A senior finance ministry official said that he expects the pace of mergers in the financial sector to now accelerate.

He also said that if the 30 trillion yen earmarked for stabilising the industry was not enough, further steps would be taken.

The commissioner of the new Financial Supervisory Agency (FSA), Masaharu Hino, said he expected the market mechanism would drive the restructuring of the nation's financial firms.

But a top finance ministry official immediately said he does not expect a huge number of bank failures to result from the bridge bank plan. Analysts said any expectations that the scheme would cure long-standing financial sector ills quickly were exaggerated and that it could not handle the failure of a big bank, predicting disappointment as that realisation spread.

"I don't think this scheme is appropriate for any of the big banks. In the case of the big banks, they definitely are going to be too big to fail, whether that's morally or economically correct or not," said Alicia Ogawa, head of equities research at Salomon Smith Barney.
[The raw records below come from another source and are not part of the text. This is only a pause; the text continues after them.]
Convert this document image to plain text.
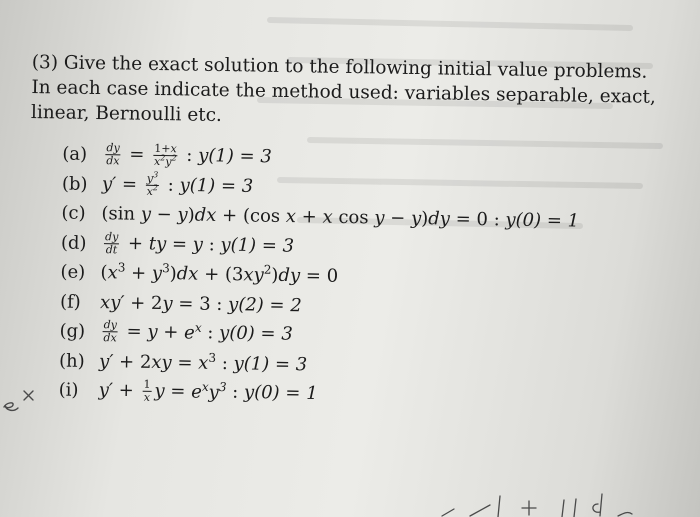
(3) Give the exact solution to the following initial value problems. In each case indicate the method used: variables separable, exact, linear, Bernoulli etc.

(a)	$\frac{dy}{dx} = \frac{1+x}{x^2y^2}$ : y(1) = 3
(b) $y' = \frac{y^3}{x^2}$ : y(1) = 3
(c) (sin y − y)dx + (cos x + x cos y − y)dy = 0 : y(0) = 1
(d)	$\frac{dy}{dt}$ + ty = y : y(1) = 3
(e) $(x^3 + y^3)dx + (3xy^2)dy = 0$
(f)	xy′ + 2y = 3 : y(2) = 2
(g)	$\frac{dy}{dx} = y + e^x$ : y(0) = 3
(h) $y' + 2xy = x^3$ : y(1) = 3
(i)	$y' + \frac{1}{x}$ $y = e^xy^3$ : y(0) = 1
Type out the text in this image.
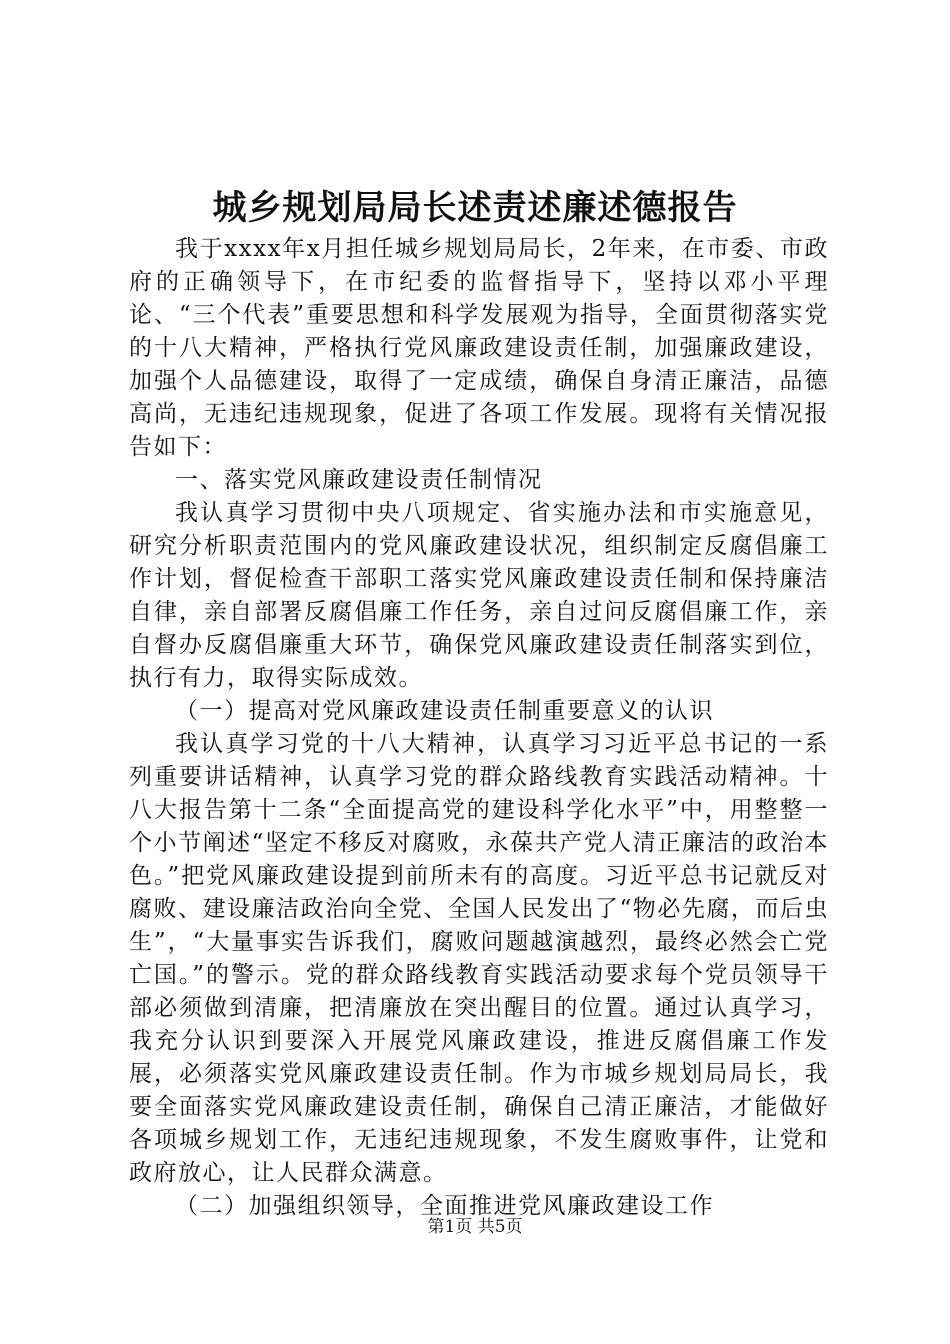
城乡规划局局长述责述廉述德报告

我于xxxx年x月担任城乡规划局局长，2年来，在市委、市政府的正确领导下，在市纪委的监督指导下，坚持以邓小平理论、“三个代表”重要思想和科学发展观为指导，全面贯彻落实党的十八大精神，严格执行党风廉政建设责任制，加强廉政建设，加强个人品德建设，取得了一定成绩，确保自身清正廉洁，品德高尚，无违纪违规现象，促进了各项工作发展。现将有关情况报告如下：

一、落实党风廉政建设责任制情况

我认真学习贯彻中央八项规定、省实施办法和市实施意见，研究分析职责范围内的党风廉政建设状况，组织制定反腐倡廉工作计划，督促检查干部职工落实党风廉政建设责任制和保持廉洁自律，亲自部署反腐倡廉工作任务，亲自过问反腐倡廉工作，亲自督办反腐倡廉重大环节，确保党风廉政建设责任制落实到位，执行有力，取得实际成效。

（一）提高对党风廉政建设责任制重要意义的认识

我认真学习党的十八大精神，认真学习习近平总书记的一系列重要讲话精神，认真学习党的群众路线教育实践活动精神。十八大报告第十二条“全面提高党的建设科学化水平”中，用整整一个小节阐述“坚定不移反对腐败，永葆共产党人清正廉洁的政治本色。”把党风廉政建设提到前所未有的高度。习近平总书记就反对腐败、建设廉洁政治向全党、全国人民发出了“物必先腐，而后虫生”，“大量事实告诉我们，腐败问题越演越烈，最终必然会亡党亡国。”的警示。党的群众路线教育实践活动要求每个党员领导干部必须做到清廉，把清廉放在突出醒目的位置。通过认真学习，我充分认识到要深入开展党风廉政建设，推进反腐倡廉工作发展，必须落实党风廉政建设责任制。作为市城乡规划局局长，我要全面落实党风廉政建设责任制，确保自己清正廉洁，才能做好各项城乡规划工作，无违纪违规现象，不发生腐败事件，让党和政府放心，让人民群众满意。

（二）加强组织领导，全面推进党风廉政建设工作

第1页 共5页
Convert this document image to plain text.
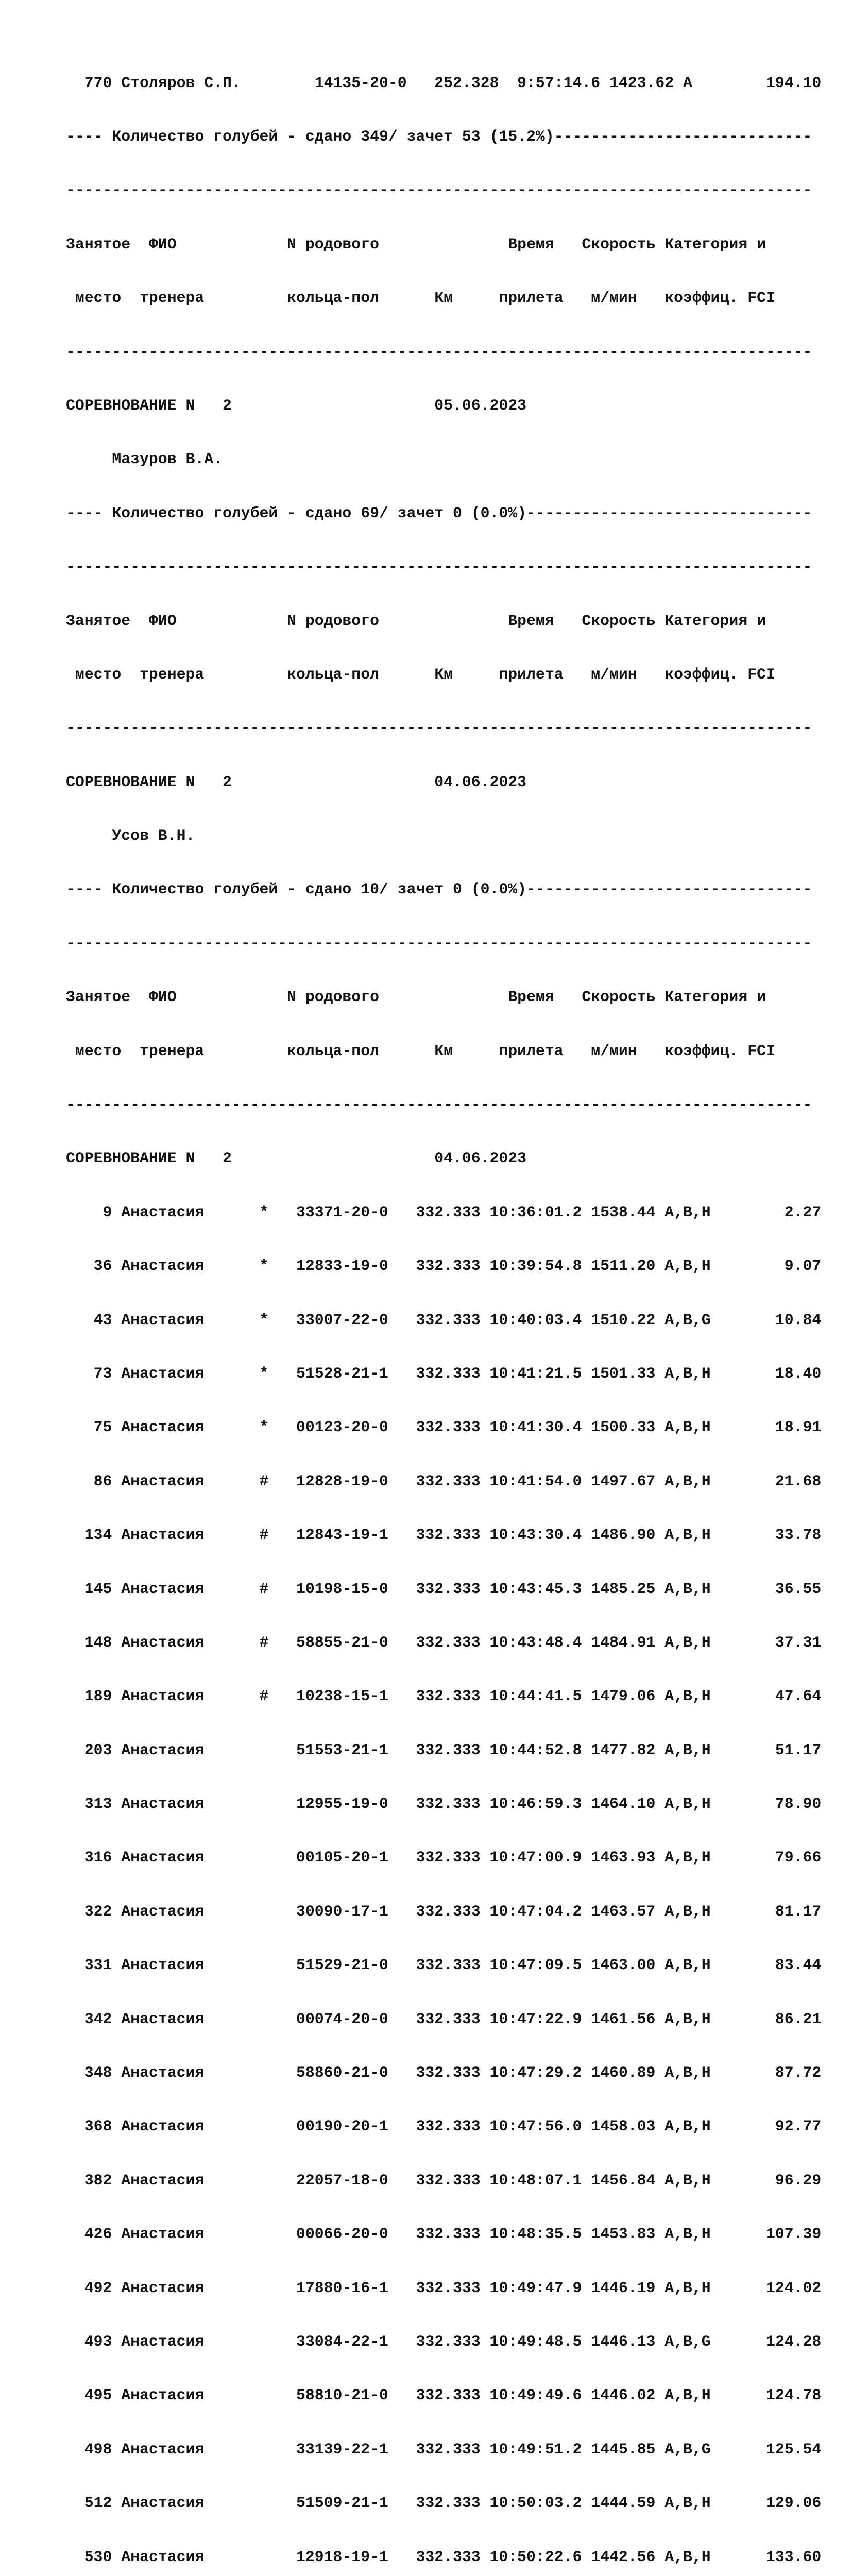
770 Столяров С.П.        14135-20-0   252.328  9:57:14.6 1423.62 A        194.10

---- Количество голубей - сдано 349/ зачет 53 (15.2%)----------------------------

---------------------------------------------------------------------------------

Занятое  ФИО            N родового              Время   Скорость Категория и

место  тренера         кольца-пол      Км     прилета   м/мин   коэффиц. FCI

---------------------------------------------------------------------------------

СОРЕВНОВАНИЕ N   2                      05.06.2023

Мазуров В.А.

---- Количество голубей - сдано 69/ зачет 0 (0.0%)-------------------------------

---------------------------------------------------------------------------------

Занятое  ФИО            N родового              Время   Скорость Категория и

место  тренера         кольца-пол      Км     прилета   м/мин   коэффиц. FCI

---------------------------------------------------------------------------------

СОРЕВНОВАНИЕ N   2                      04.06.2023

Усов В.Н.

---- Количество голубей - сдано 10/ зачет 0 (0.0%)-------------------------------

---------------------------------------------------------------------------------

Занятое  ФИО            N родового              Время   Скорость Категория и

место  тренера         кольца-пол      Км     прилета   м/мин   коэффиц. FCI

---------------------------------------------------------------------------------

СОРЕВНОВАНИЕ N   2                      04.06.2023

9 Анастасия      *   33371-20-0   332.333 10:36:01.2 1538.44 A,B,H        2.27

36 Анастасия      *   12833-19-0   332.333 10:39:54.8 1511.20 A,B,H        9.07

43 Анастасия      *   33007-22-0   332.333 10:40:03.4 1510.22 A,B,G       10.84

73 Анастасия      *   51528-21-1   332.333 10:41:21.5 1501.33 A,B,H       18.40

75 Анастасия      *   00123-20-0   332.333 10:41:30.4 1500.33 A,B,H       18.91

86 Анастасия      #   12828-19-0   332.333 10:41:54.0 1497.67 A,B,H       21.68

134 Анастасия      #   12843-19-1   332.333 10:43:30.4 1486.90 A,B,H       33.78

145 Анастасия      #   10198-15-0   332.333 10:43:45.3 1485.25 A,B,H       36.55

148 Анастасия      #   58855-21-0   332.333 10:43:48.4 1484.91 A,B,H       37.31

189 Анастасия      #   10238-15-1   332.333 10:44:41.5 1479.06 A,B,H       47.64

203 Анастасия          51553-21-1   332.333 10:44:52.8 1477.82 A,B,H       51.17

313 Анастасия          12955-19-0   332.333 10:46:59.3 1464.10 A,B,H       78.90

316 Анастасия          00105-20-1   332.333 10:47:00.9 1463.93 A,B,H       79.66

322 Анастасия          30090-17-1   332.333 10:47:04.2 1463.57 A,B,H       81.17

331 Анастасия          51529-21-0   332.333 10:47:09.5 1463.00 A,B,H       83.44

342 Анастасия          00074-20-0   332.333 10:47:22.9 1461.56 A,B,H       86.21

348 Анастасия          58860-21-0   332.333 10:47:29.2 1460.89 A,B,H       87.72

368 Анастасия          00190-20-1   332.333 10:47:56.0 1458.03 A,B,H       92.77

382 Анастасия          22057-18-0   332.333 10:48:07.1 1456.84 A,B,H       96.29

426 Анастасия          00066-20-0   332.333 10:48:35.5 1453.83 A,B,H      107.39

492 Анастасия          17880-16-1   332.333 10:49:47.9 1446.19 A,B,H      124.02

493 Анастасия          33084-22-1   332.333 10:49:48.5 1446.13 A,B,G      124.28

495 Анастасия          58810-21-0   332.333 10:49:49.6 1446.02 A,B,H      124.78

498 Анастасия          33139-22-1   332.333 10:49:51.2 1445.85 A,B,G      125.54

512 Анастасия          51509-21-1   332.333 10:50:03.2 1444.59 A,B,H      129.06

530 Анастасия          12918-19-1   332.333 10:50:22.6 1442.56 A,B,H      133.60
Indeed, financial markets, which had climbed overseas and in Tokyo early yesterday in anticipation of the plan, became more subdued as it became clear it would yield no surprises, such as a rumoured new tax cut.

Under the plan, failed banks would be put under temporary public administration before dissolution while their healthy loan business is taken over by public bridge banks established under a holding company called the Heisei Financial Restoration Corp.